Aurich (dpa) l  Ein Autounfall mit Verletzten, ein Notfallpatient in der Wohnung oder ein Terroranschlag – und innerhalb von 10 oder 15 Minuten muss Hilfe am Ort sein: Für Besatzungen von Rettungswagen sorgt dieser gesetzliche Auftrag im dichten Verkehr vieler Städte oft für Stress. Etwas entspannter läuft es seit einem Jahr im ostfriesischen Aurich: Dort macht eine Grüne Welle an den Ampeln den Weg frei für zügige Fahrten zum Einsatzort. "Das System läuft ausgezeichnet und störungsfrei, die Kollegen sind schneller dort, wo sie gebraucht werden", zog Dieter Düvel beim Rettungsdienst des Landkreises Aurich eine erste Bilanz.

Vier Rettungs- und ein Notarztwagen nutzen bisher die Vorteile der Grünen Welle, die im April 2017 als bundesweites Modellprojekt in der Kreisstadt mit rund 42.000 Einwohnern eingerichtet wurde. Dort wird es an vier neuralgischen Punkten im Urlaubsverkehr zur Ferienzeit eng. Eine Rettungsgasse frei zu halten ist dort problematisch.
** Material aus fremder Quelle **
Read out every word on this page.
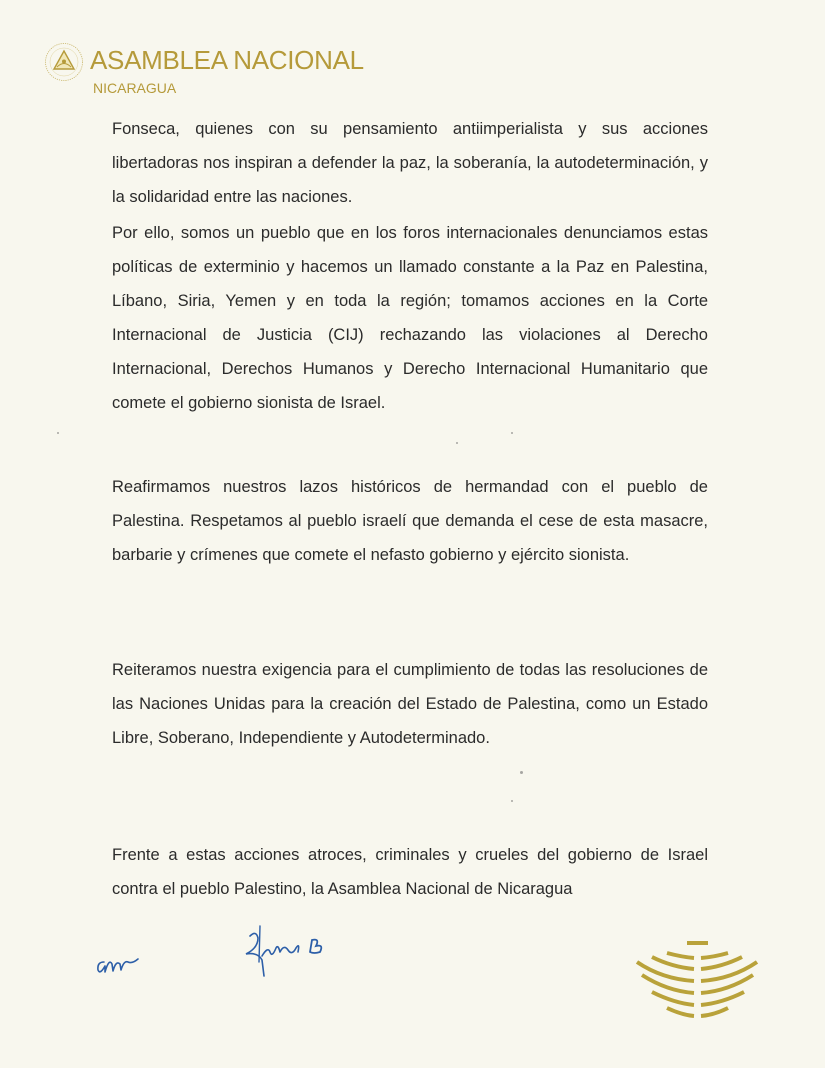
ASAMBLEA NACIONAL
NICARAGUA

Fonseca, quienes con su pensamiento antiimperialista y sus acciones libertadoras nos inspiran a defender la paz, la soberanía, la autodeterminación, y la solidaridad entre las naciones.

Por ello, somos un pueblo que en los foros internacionales denunciamos estas políticas de exterminio y hacemos un llamado constante a la Paz en Palestina, Líbano, Siria, Yemen y en toda la región; tomamos acciones en la Corte Internacional de Justicia (CIJ) rechazando las violaciones al Derecho Internacional, Derechos Humanos y Derecho Internacional Humanitario que comete el gobierno sionista de Israel.

Reafirmamos nuestros lazos históricos de hermandad con el pueblo de Palestina. Respetamos al pueblo israelí que demanda el cese de esta masacre, barbarie y crímenes que comete el nefasto gobierno y ejército sionista.

Reiteramos nuestra exigencia para el cumplimiento de todas las resoluciones de las Naciones Unidas para la creación del Estado de Palestina, como un Estado Libre, Soberano, Independiente y Autodeterminado.

Frente a estas acciones atroces, criminales y crueles del gobierno de Israel contra el pueblo Palestino, la Asamblea Nacional de Nicaragua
Rettungswagen passiert leere Kreuzung

Hier kommt die Grüne Welle ins Spiel: Eine spezielle Programmierung im Verkehrsrechner schaltet bestimmte Ampeln auf Grün, wenn sich ein Rettungswagen nähert und seine Position meldet. Im Idealfall ist die Kreuzung dann leer: Bis der Wagen die Engstellen passiert hat, muss der umliegende Verkehr stoppen.

Das System springt danach wieder auf den normalen Schaltzyklus zurück, damit wartende Autofahrer ihren Weg fortsetzen können. "Das schnelle Umschalten auf den Normalbetrieb klappt sehr gut, Bedenken bei der Planung über längere Wartezeiten haben sich nicht bestätigt", zeigte sich Düvel zufrieden.

Gute Erfahrungen in Aurich

Das Auricher Modellprojekt soll nach den guten Erfahrungen dauerhaft in Betrieb bleiben und könnte vielleicht später auf weitere Straßenzüge ausgeweitet werden. Dafür müssten aber ältere Ampelanlagen mit neuer Technik umgerüstet und an den Verkehrsrechner angeschlossen werden.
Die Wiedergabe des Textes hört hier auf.